Le opere esposte, provenienti da famose collezioni private e gallerie d'arte di tutto il mondo, descrivono quella che può definirsi la rivoluzione Pop

Un percorso che ha inizio con la Pop Art, si evolve con i Graffitisti e il Pop Surrealism e arriva alla Street Art: tutto questo è Popism, la mostra che documenta il modo in cui si vive l’arte oggi. Fino al prossimo 11 settembre, l’esposizione è ospitata dal Loc di Capo D’Orlando: l’iniziativa rientra nella programmazione di Emergence Festival (Festival Internazionale di Interventi Urbani) ed ha già fatto tappa a Taormina. Curata da Giuseppe Stagnitta e Julie Kogles, in collaborazione con Giancarlo Carpi, è patrocinata dal Comune di Capo D’Orlando e organizzata da Studio Soligo e Musica e Suoni.

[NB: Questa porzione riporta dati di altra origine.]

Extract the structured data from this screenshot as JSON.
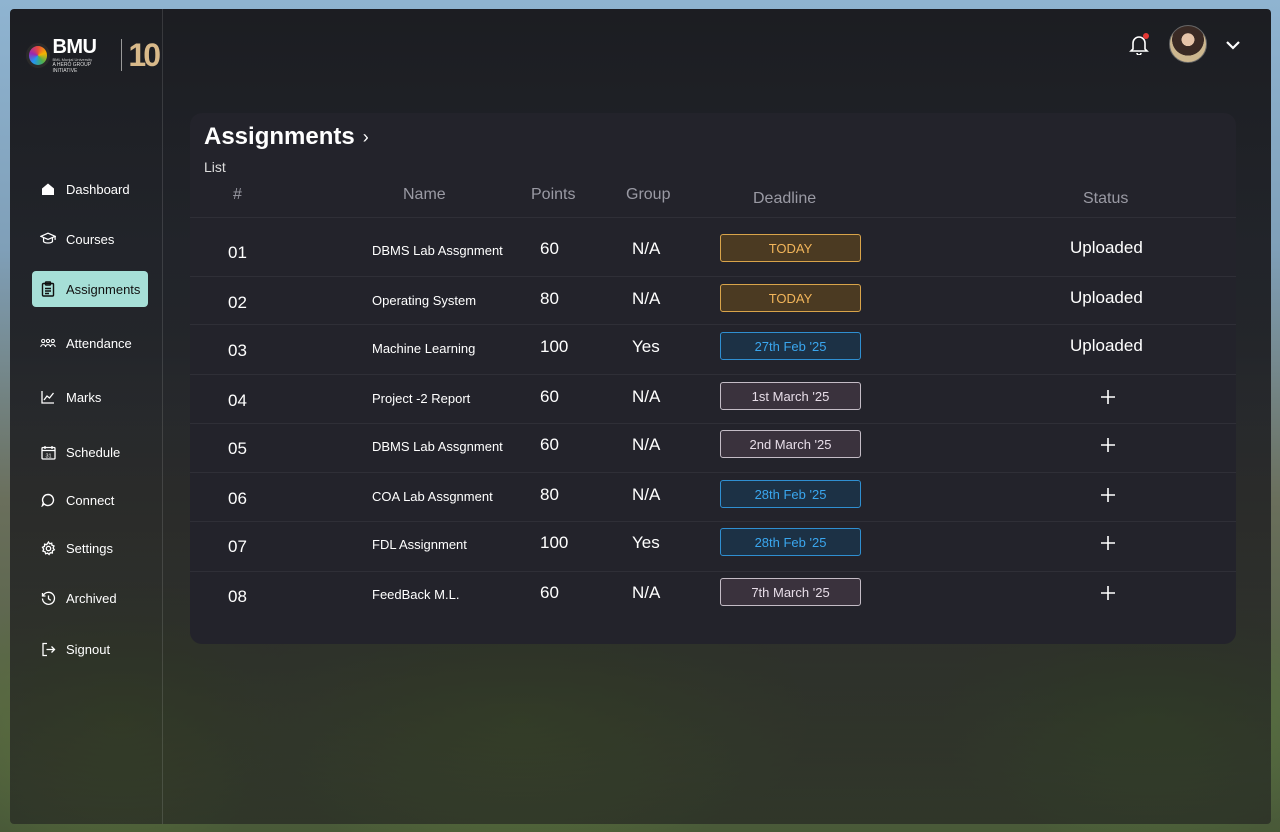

Le opere esposte, provenienti da famose collezioni private e gallerie d’arte di tutto il mondo, descrivono quella che può definirsi la rivoluzione Pop: a partire dalla fine degli anni ’50 ha influenzato l’immagine, il costume, la pubblicità e innumerevoli aspetti della vita moderna. Una storia che nasce in Inghilterra con Richard Hamilton, diventa popolare negli Stati Uniti, attraverso la forza comunicativa di Andy Wahrol, si diffonde in tutto il mondo, passando anche dall’Italia. Popism porta per la prima volta in Sicilia anche alcune opere di Banksy.